Sarbanes-Oxley Accounting Reform Legislation Signed into Law
High-profile business failures culminating in a media fixation on Enron called into question the effectiveness of the profession's self-regulatory process as well as the effectiveness of the audit to uphold the public trust in the capital markets. Legislation to address shortcomings in financial reporting was progressing in Congress and the sudden revelation and collapse of WorldCom guaranteed swift congressional action. President Bush on July 30 signed into law the Sarbanes-Oxley Act of 2002, the most significant legislation affecting the accounting profession since 1933.
Developing meaningful reforms that protect the public interest and restore confidence in the accounting profession has been our primary focus these past few months. We labored long and hard to communicate to the media, the public and to CPAs that we will not tolerate any AICPA member who performs substandard work and veers away from the fundamental code of ethics and responsibilities that have defined the CPA profession for more than 100 years. Our profession's core values always have been and will be: integrity, competence and objectivity. In the end, the new legislation does reflect both our influence in measures that distinguish between auditors of publicly traded companies and those of private entities as well as our goals to strengthen the capital market system and increase investor confidence.
However, it also brings uncharted waters for the CPA profession, particularly in the areas of standard setting and quality review. The AICPA has been studying these changes and has initiated efforts to help members navigate this complex situation. This article is designed to spell out some of the more significant provisions for the profession and provide an overview of resources to help you understand the changes and their impact.
Summary of Sarbanes-Oxley Act of 2002
The Sarbanes-Oxley Act (Public Law 107-204) impacts not just the large accounting firms, but any CPA actively working as an auditor of, or for, a publicly traded company or any CPA working in the financial management area of a public company. Essentially, the Act creates a five-member Public Company Accounting Oversight Board (PCAOB), which has the authority to set and enforce auditing, attestation, quality control and ethics (including independence) standards for auditors of public companies. It also is empowered to inspect the auditing operations of public accounting firms that audit public companies as well as impose disciplinary and remedial sanctions for violations of the board's rules, securities laws and professional auditing and accounting standards.
Other provisions affecting the profession include requiring the rotation of the lead audit partner and reviewing audit partner every five years, and extending the statute of limitations for the discovery of fraud to two years from the date of discovery and five years after the act (previously one year and three, respectively). The law restricts the consulting work public company auditors can perform for their publicly traded audit clients and establishes harsh penalties for securities law violations, corporate fraud and document shredding.
The ramifications of some of the provisions in the Act will become known only as the Securities and Exchange Commission and the new PCAOB begin implementing the legislation.
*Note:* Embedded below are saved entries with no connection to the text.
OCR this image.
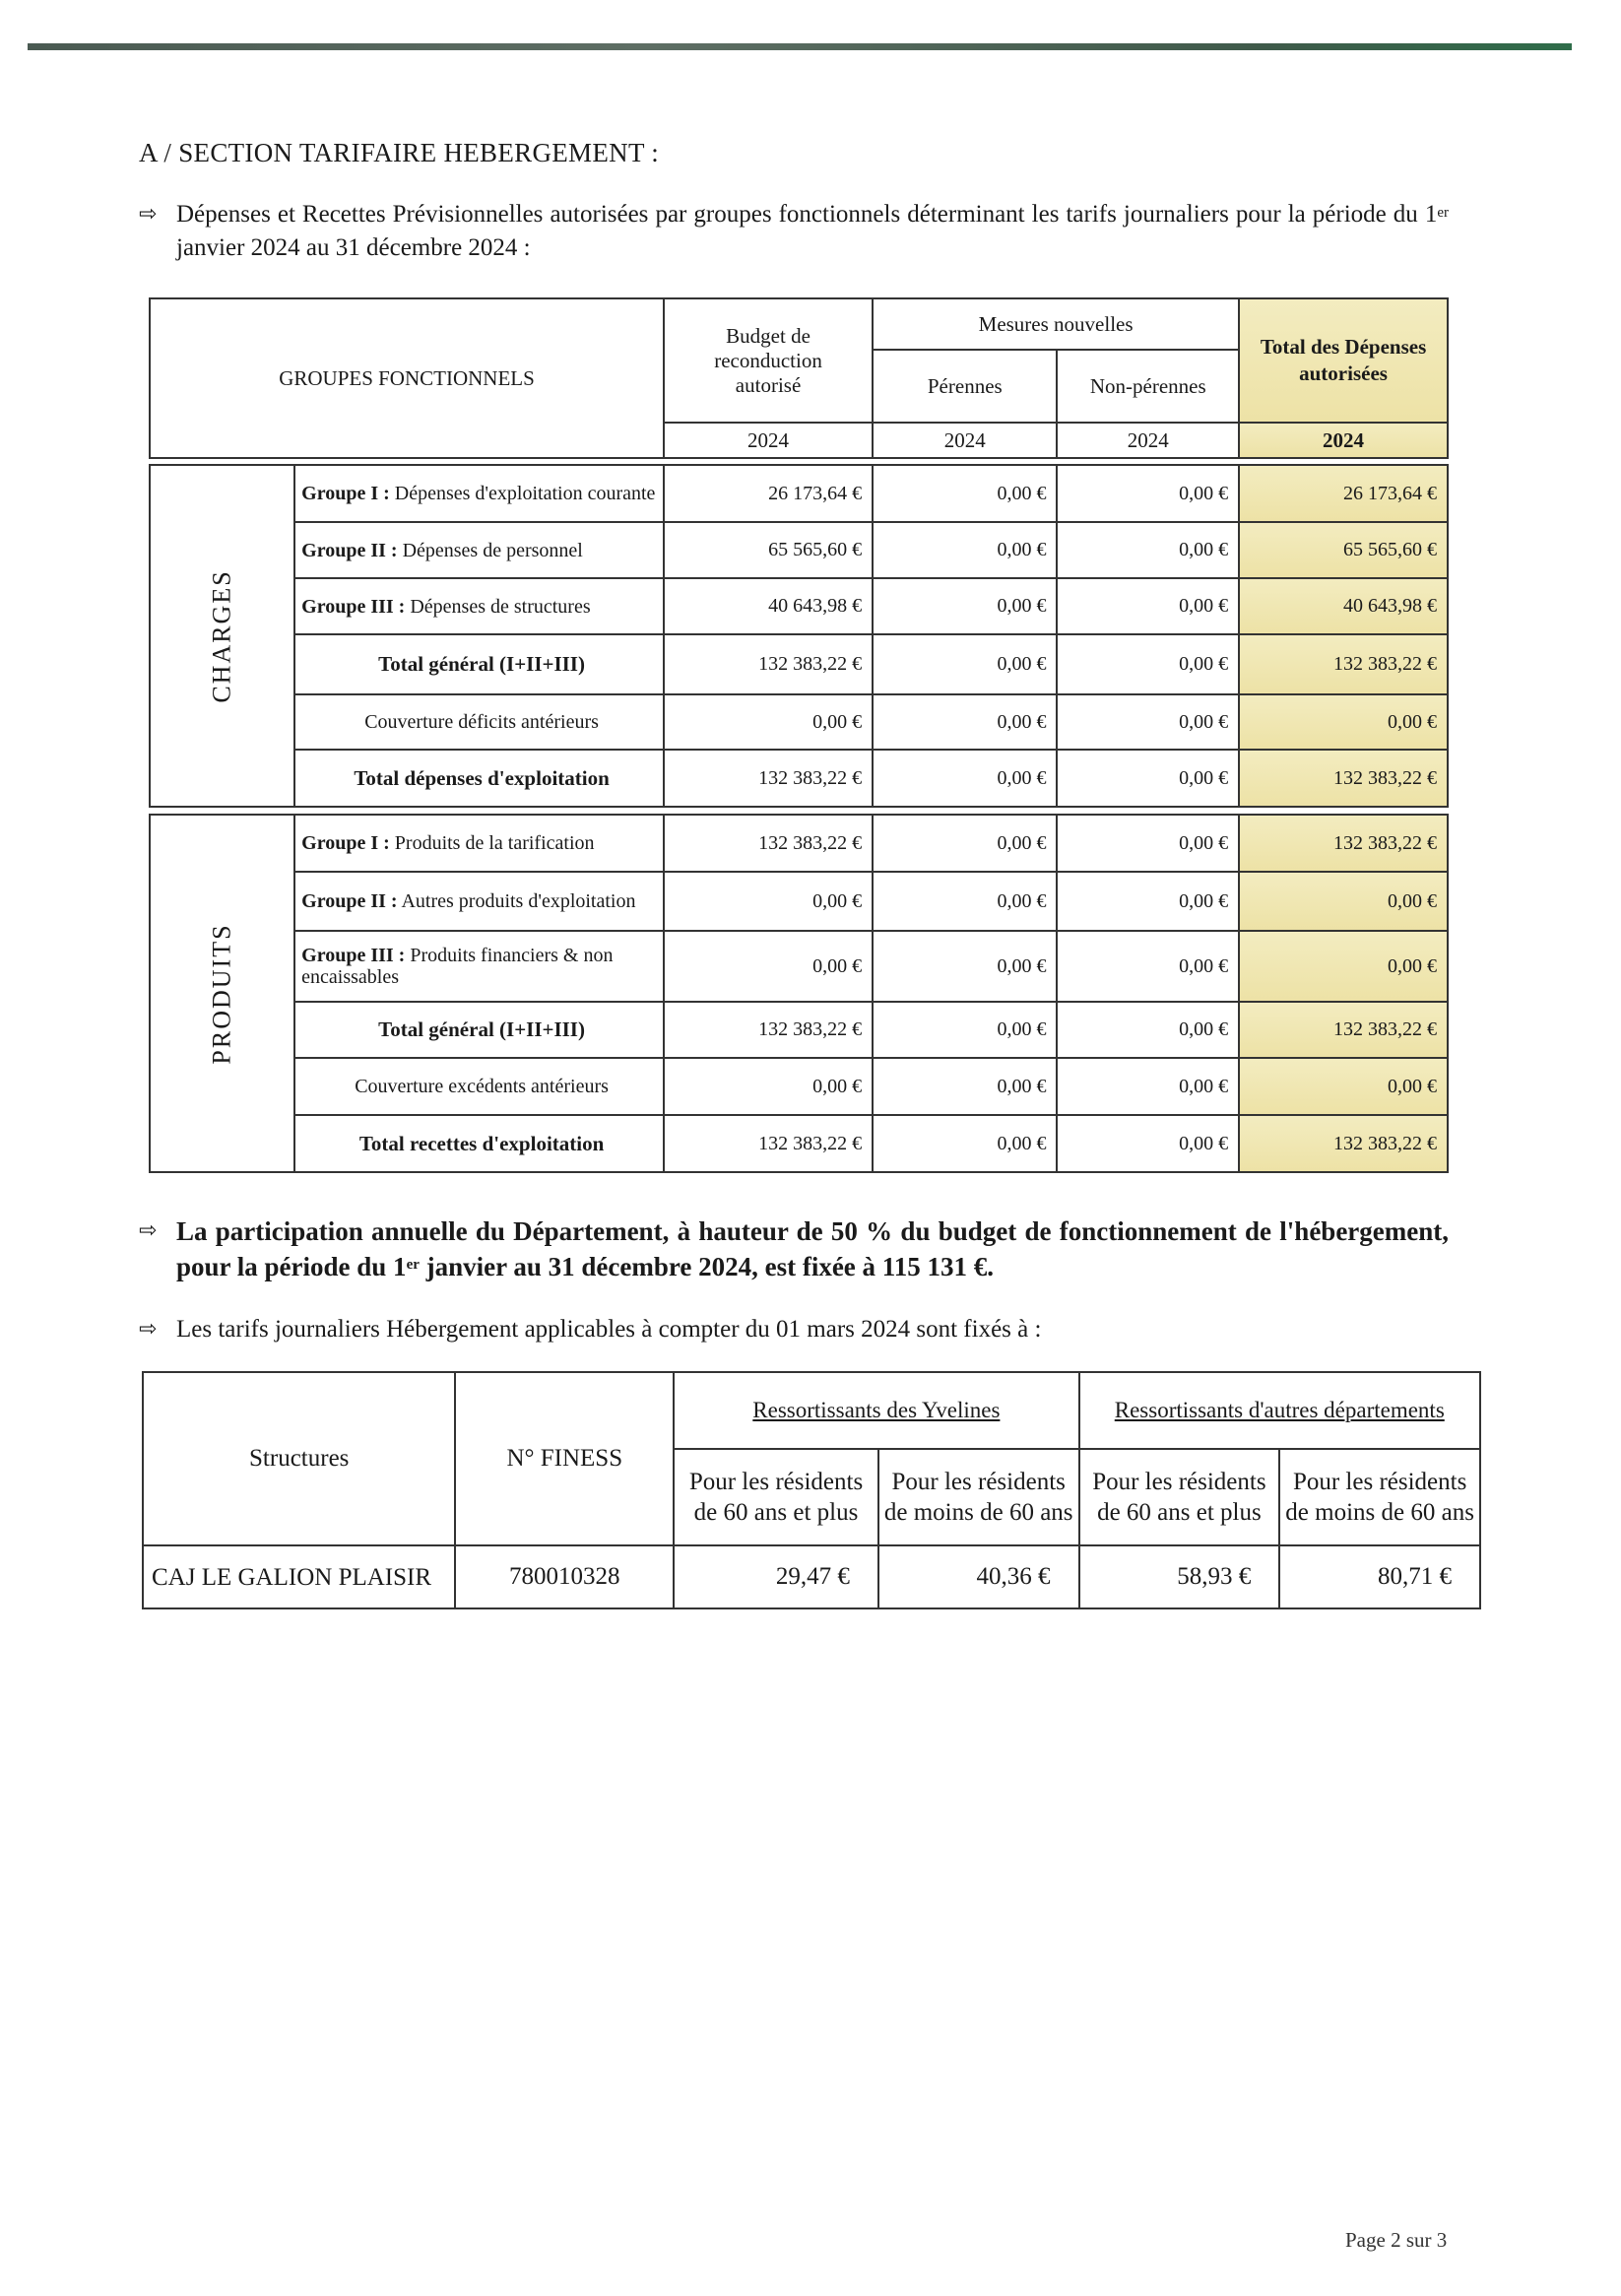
A / SECTION TARIFAIRE HEBERGEMENT :
⇨ Dépenses et Recettes Prévisionnelles autorisées par groupes fonctionnels déterminant les tarifs journaliers pour la période du 1er janvier 2024 au 31 décembre 2024 :
GROUPES FONCTIONNELS		Budget de reconduction autorisé	Mesures nouvelles		Total des Dépenses autorisées
			Pérennes	Non-pérennes	
		2024	2024	2024	2024

CHARGES	Groupe I : Dépenses d'exploitation courante	26 173,64 €	0,00 €	0,00 €	26 173,64 €
	Groupe II : Dépenses de personnel	65 565,60 €	0,00 €	0,00 €	65 565,60 €
	Groupe III : Dépenses de structures	40 643,98 €	0,00 €	0,00 €	40 643,98 €
	Total général (I+II+III)	132 383,22 €	0,00 €	0,00 €	132 383,22 €
	Couverture déficits antérieurs	0,00 €	0,00 €	0,00 €	0,00 €
	Total dépenses d'exploitation	132 383,22 €	0,00 €	0,00 €	132 383,22 €

PRODUITS	Groupe I : Produits de la tarification	132 383,22 €	0,00 €	0,00 €	132 383,22 €
	Groupe II : Autres produits d'exploitation	0,00 €	0,00 €	0,00 €	0,00 €
	Groupe III : Produits financiers & non encaissables	0,00 €	0,00 €	0,00 €	0,00 €
	Total général (I+II+III)	132 383,22 €	0,00 €	0,00 €	132 383,22 €
	Couverture excédents antérieurs	0,00 €	0,00 €	0,00 €	0,00 €
	Total recettes d'exploitation	132 383,22 €	0,00 €	0,00 €	132 383,22 €
⇨ La participation annuelle du Département, à hauteur de 50 % du budget de fonctionnement de l'hébergement, pour la période du 1er janvier au 31 décembre 2024, est fixée à 115 131 €.
⇨ Les tarifs journaliers Hébergement applicables à compter du 01 mars 2024 sont fixés à :
Structures	N° FINESS	Ressortissants des Yvelines		Ressortissants d'autres départements	
		Pour les résidents de 60 ans et plus	Pour les résidents de moins de 60 ans	Pour les résidents de 60 ans et plus	Pour les résidents de moins de 60 ans
CAJ LE GALION PLAISIR	780010328	29,47 €	40,36 €	58,93 €	80,71 €
Page 2 sur 3
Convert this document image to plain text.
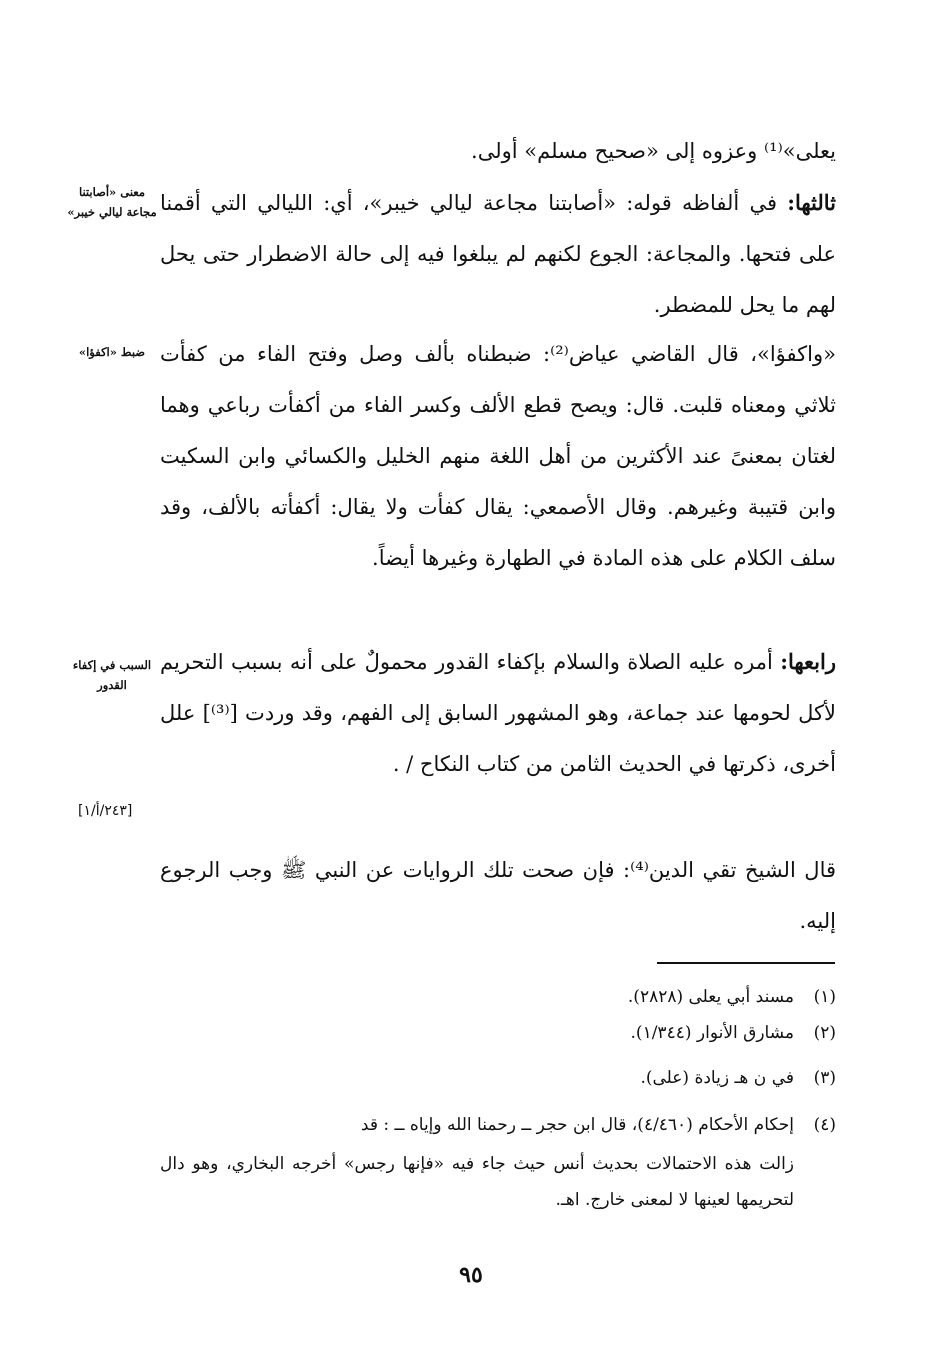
يعلى»⁽¹⁾ وعزوه إلى «صحيح مسلم» أولى.

ثالثها: في ألفاظه قوله: «أصابتنا مجاعة ليالي خيبر»، أي: الليالي التي أقمنا على فتحها. والمجاعة: الجوع لكنهم لم يبلغوا فيه إلى حالة الاضطرار حتى يحل لهم ما يحل للمضطر.

معنى «أصابتنا مجاعة ليالي خيبر»

«واكفؤا»، قال القاضي عياض⁽²⁾: ضبطناه بألف وصل وفتح الفاء من كفأت ثلاثي ومعناه قلبت. قال: ويصح قطع الألف وكسر الفاء من أكفأت رباعي وهما لغتان بمعنىً عند الأكثرين من أهل اللغة منهم الخليل والكسائي وابن السكيت وابن قتيبة وغيرهم. وقال الأصمعي: يقال كفأت ولا يقال: أكفأته بالألف، وقد سلف الكلام على هذه المادة في الطهارة وغيرها أيضاً.

ضبط «اكفؤا»

رابعها: أمره عليه الصلاة والسلام بإكفاء القدور محمولٌ على أنه بسبب التحريم لأكل لحومها عند جماعة، وهو المشهور السابق إلى الفهم، وقد وردت [⁽³⁾] علل أخرى، ذكرتها في الحديث الثامن من كتاب النكاح / .

السبب في إكفاء القدور
[٢٤٣/أ/١]

قال الشيخ تقي الدين⁽⁴⁾: فإن صحت تلك الروايات عن النبي ﷺ وجب الرجوع إليه.

(١)مسند أبي يعلى (٢٨٢٨).

(٢)مشارق الأنوار (١/٣٤٤).

(٣)في ن هـ زيادة (على).

(٤)إحكام الأحكام (٤/٤٦٠)، قال ابن حجر ــ رحمنا الله وإياه ــ : قد

زالت هذه الاحتمالات بحديث أنس حيث جاء فيه «فإنها رجس» أخرجه البخاري، وهو دال لتحريمها لعينها لا لمعنى خارج. اهـ.

٩٥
This section provides a summary of some of the more significant provisions affecting CPAs. It is not a comprehensive analysis of all the changes to occur.
Among other things, the provisions of the new law dramatically affect consulting services, CPAs with tax practices and CPAs in business and industry – and could lead to a “cascade effect” whereby other regulatory bodies or agencies adopt the rules resulting in additional burdens for CPAs and their non-public company clients.
With regard to consulting services, the Act lists eight types of services that are “unlawful” if provided to a publicly held company by its auditor: bookkeeping, information systems design and implementation, appraisals or valuation services, actuarial services, internal audits, management and human resources services, broker/dealer and investment banking services, and legal or expert services related to audit services. It also has one catch-all category authorizing the board to determine by regulation any service it wishes to prohibit for auditors of publicly held companies. Other non-audit services – including tax services – require pre-approval by the audit committee. Pre-approved non-audit services must be disclosed to investors in periodic reports.
Since “expert” services are not defined in the Act, and it is not clear how broadly the board or SEC will define this term, it is possible that some tax services the profession views as traditional may be construed as “expert,” and therefore might not be permitted by any firm providing audit services to publicly held audit clients. The AICPA will work with the board or SEC to help them understand the importance of audit firms being able to provide tax services for publicly held audit clients.
On the business and industry side, CPAs working in financial management areas of public companies will need to be aware of the new responsibilities of chief executive officers and chief financial officers, who are now required to certify their company's financial statements. They also have a greater duty to communicate and coordinate with corporate audit committees who are now responsible for hiring, compensating and overseeing the independent auditors. There are new requirements regarding enhanced financial disclosures as well.